WASHINGTON, D.C. – As world leaders are gathered in New York this week for the U.N. General Assembly meeting, President Joe Biden delivered a high-stakes speech in his third address to the world body Tuesday, calling on those present to remember the core princples of the U.N. Charter: to preserve peace, prevent conflict, and alleviate human suffering. The president made the case for U.S. leadership in all three.
"The United States seeks a more secure, prosperous, equitable world for all people because we know our future is bound to yours," he announced.
The ongoing war in Ukraine took center stage as the main foreign policy issue Biden addressed.
"Russia believes that the world will grow weary and allow it to brutalize Ukraine without consequence. But I ask you this: if we abandon the core principles of the United States to appease an aggressor, can any member state in this body, feel confident, that they are protected?"
Biden reiterated continued U.S. military and financial aid for Ukraine., and called on other world leaders to ramp up their support.
Ukrainian President Volodomyr Zelenskyy also made an appeal, telling the assembled emissaries, “When hatred is weaponized against one nation, it never stops there.
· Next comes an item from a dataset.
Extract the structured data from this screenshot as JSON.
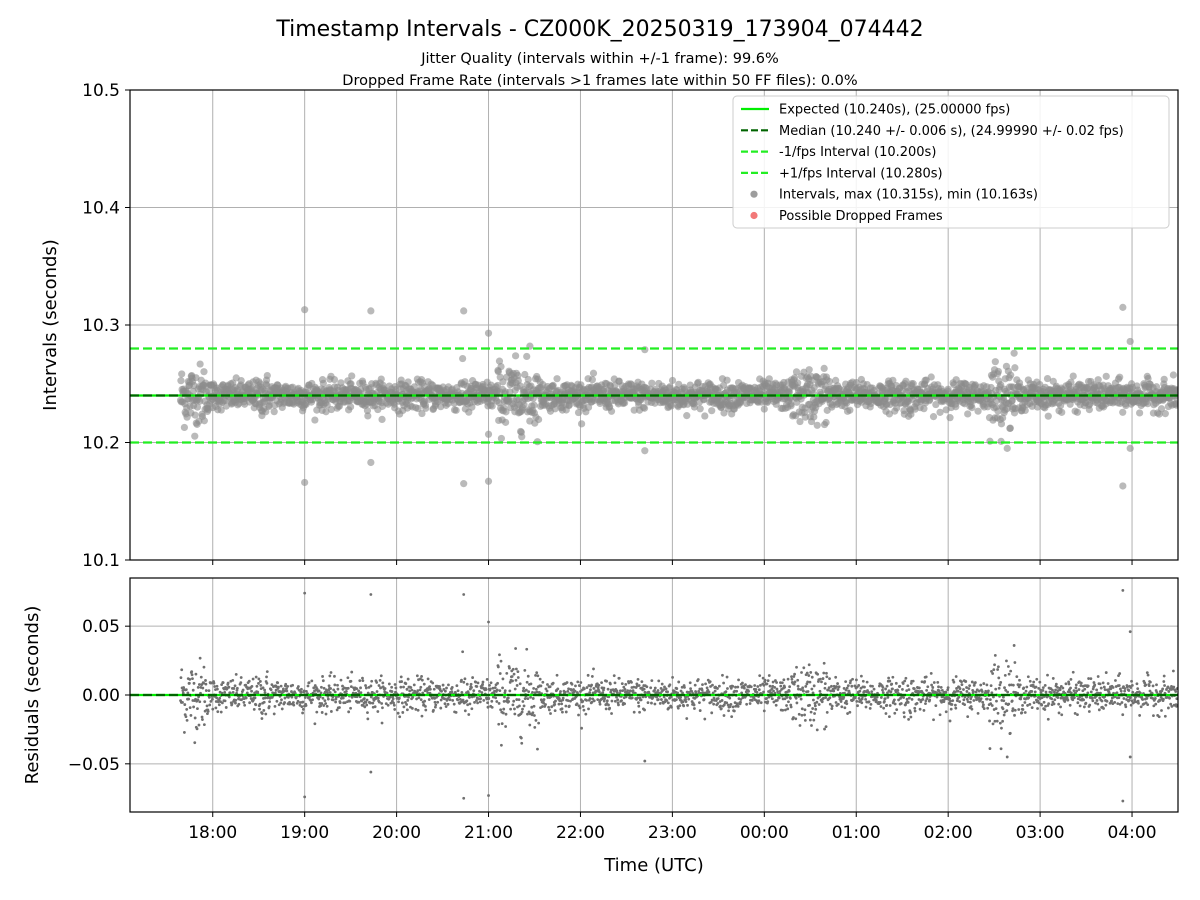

The goal of (Russia's) present war against Ukraine is to turn our land, our people, our lives, our resources into weapons against you – against the international rules-based order.”
While the Biden administration's commitment to Ukraine remains steadfast, a recent CNN poll reveals 51 percent of Americans surveyed believe the U.S. "has done enough" to help Ukraine in the fight against Russia, compared to 48 percent who want America to do more.
There's also growing opposition from some members of the G.O.P., although the party's leadership has continued to push back.
Foreign policy expert and Senior Fellow at the Brookings Institution, Michael O'Hanlon, told CBN News that if the war continues for another year, debate will likely be about cutting "back" aid, rather than cutting it off completely.
"I think that that might allow for a substantially reduced amount of American assistance by at least half – maybe three fourths – and still allow Ukraine to hold on to the five sixths of its territory that it has today, and protect its government, its capital, the majority of its people, most of its economy. "For now," he added, "Ukraine deserves a fuller fairer chance to take back its land."
President Biden's U.N. speech also touched on climate change, supporting developing countries, and American competition with China.
Biden has a sideline meeting planned for Wednesday with Israeli Prime Minister Benjamin Netanytahu – the first face-to-face meeting since Netanyahu returned to office nearly nine months ago.
The White House says the two will discuss countering and deterring Iran, as well as several other issues focused on shared democratic values.